Dynamic Lissajous patterns for real time identification and localization of power quality disturbance

Sci Rep. 2025 Sep 5;15(1):32372. doi: 10.1038/s41598-025-10218-4.

Abstract

This study proposes a novel and computationally efficient method for real-time identification and localization of power quality (PQ) disturbances in microgrids using dynamic Lissajous patterns formed by voltage and current waveforms. Each power disturbance-such as sag, swell, harmonic distortion, and transients-induces a unique geometric deformation in the Lissajous figure, which serves as a visual signature of the event. Key geometric and statistical features, including area, skewness, kurtosis, and centroid deviation, are extracted from these dynamic patterns to construct robust indices for classification. Adaptive thresholds for each feature are determined dynamically, enabling accurate event detection without prior knowledge of the microgrid configuration. Numerical analysis demonstrates that the proposed method achieves high precision in detecting and distinguishing PQ disturbances, even under overlapping or noisy conditions.
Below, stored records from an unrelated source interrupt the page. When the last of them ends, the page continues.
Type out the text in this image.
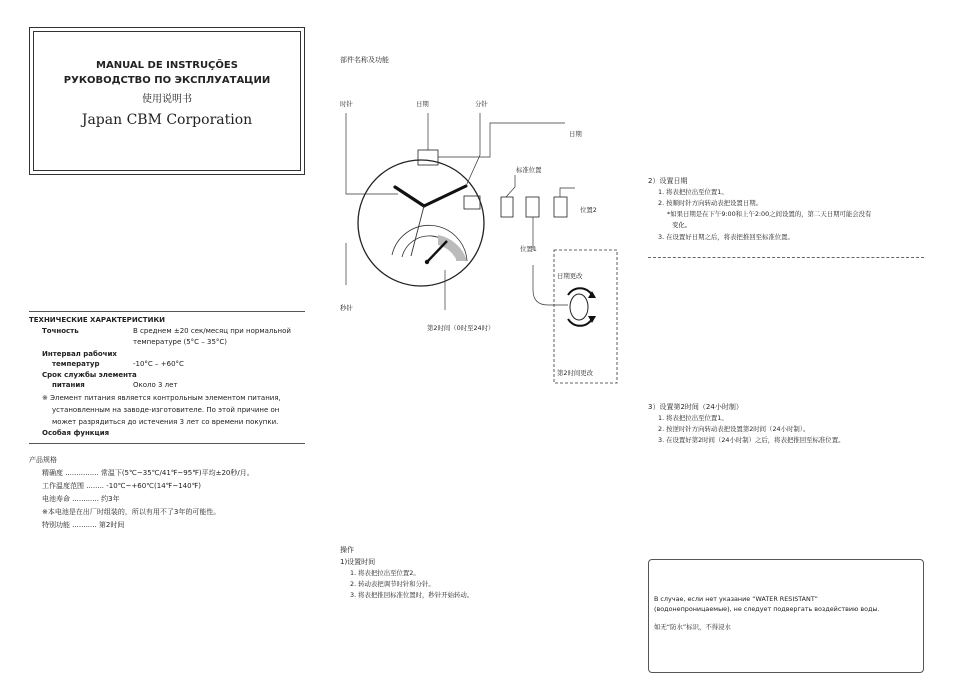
MANUAL DE INSTRUÇÕES
РУКОВОДСТВО ПО ЭКСПЛУАТАЦИИ
使用说明书
Japan CBM Corporation
ТЕХНИЧЕСКИЕ ХАРАКТЕРИСТИКИ
Точность	В среднем ±20 сек/месяц при нормальной
температуре (5°C – 35°C)
Интервал рабочих
температур	-10°C – +60°C
Срок службы элемента
питания	Около 3 лет
※ Элемент питания является контрольным элементом питания,
установленным на заводе-изготовителе. По этой причине он
может разрядиться до истечения 3 лет со времени покупки.
Особая функция
产品规格
精确度 ............... 常温下(5℃~35℃/41℉~95℉)平均±20秒/月。
工作温度范围 ........ -10℃~+60℃(14℉~140℉)
电池寿命 ............ 约3年
※本电池是在出厂时组装的，所以有用不了3年的可能性。
特别功能 ........... 第2时间
部件名称及功能
时针	日期	分针
日期
标准位置
位置2
位置1
秒针
第2时间（0时至24时）
日期更改
第2时间更改
操作
1)设置时间
1. 将表把拉出至位置2。
2. 转动表把调节时针和分针。
3. 将表把推回标准位置时，秒针开始转动。
2）设置日期
1. 将表把拉出至位置1。
2. 按顺时针方向转动表把设置日期。
*如果日期是在下午9:00和上午2:00之间设置的，第二天日期可能会没有
变化。
3. 在设置好日期之后，将表把推回至标准位置。
3）设置第2时间（24小时制）
1. 将表把拉出至位置1。
2. 按逆时针方向转动表把设置第2时间（24小时制）。
3. 在设置好第2时间（24小时制）之后，将表把推回至标准位置。
В случае, если нет указание “WATER RESISTANT”
(водонепроницаемые), не следует подвергать воздействию воды.
如无“防水”标识，不得浸水
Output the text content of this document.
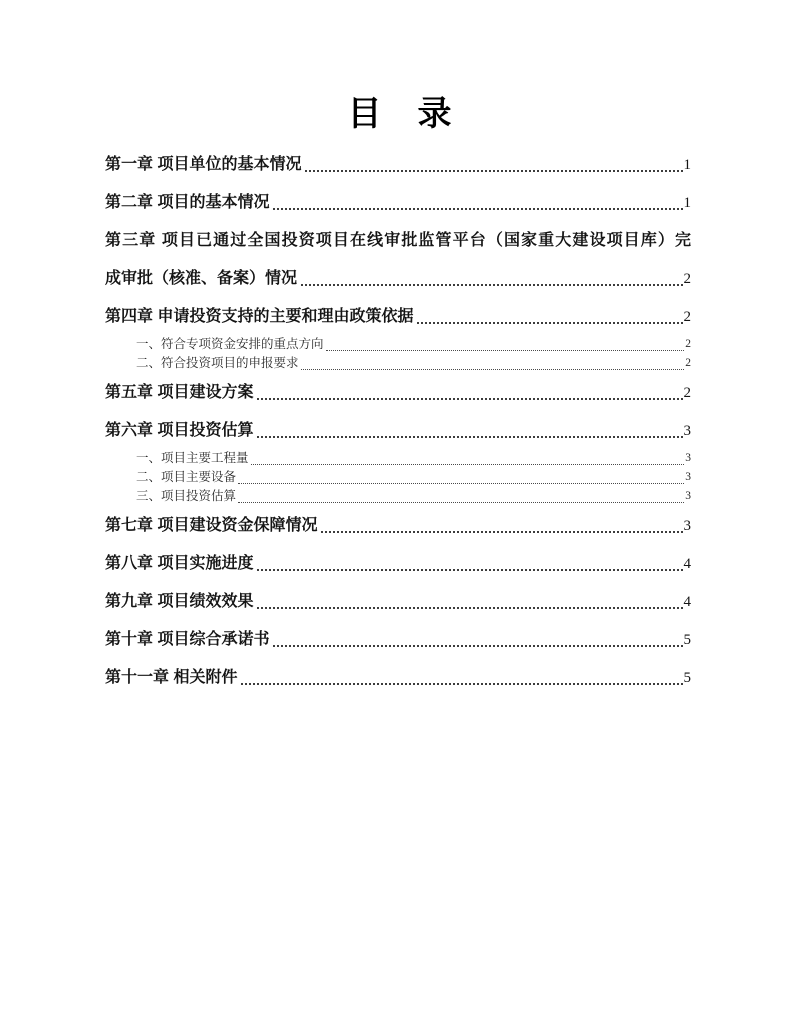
目　录
第一章 项目单位的基本情况	1
第二章 项目的基本情况	1
第三章 项目已通过全国投资项目在线审批监管平台（国家重大建设项目库）完
成审批（核准、备案）情况	2
第四章 申请投资支持的主要和理由政策依据	2
一、符合专项资金安排的重点方向	2
二、符合投资项目的申报要求	2
第五章 项目建设方案	2
第六章 项目投资估算	3
一、项目主要工程量	3
二、项目主要设备	3
三、项目投资估算	3
第七章 项目建设资金保障情况	3
第八章 项目实施进度	4
第九章 项目绩效效果	4
第十章 项目综合承诺书	5
第十一章 相关附件	5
For instance, the method records Euclidean distance values of 0.7071 for swell and 0.5657 for harmonic distortion, while maintaining zero deviation for pure signals, validating its classification accuracy. The system exhibits strong resilience to unstable grid conditions and is computationally lightweight, making it suitable for real-time deployment in embedded devices within microgrids. Comparative evaluation reveals superior performance in terms of speed, accuracy, and false positive minimization, highlighting the potential of dynamic Lissajous patterns as a powerful tool for advanced PQ monitoring in smart grid infrastructures.

Keywords: Adaptive thresholds; Current signals; Disturbance localization; Dynamic lissajous patterns; Event detection; Grid stability; Localization; Microgrids; Power quality disturbances; Power quality monitoring; Real-Time identification; Voltage signals.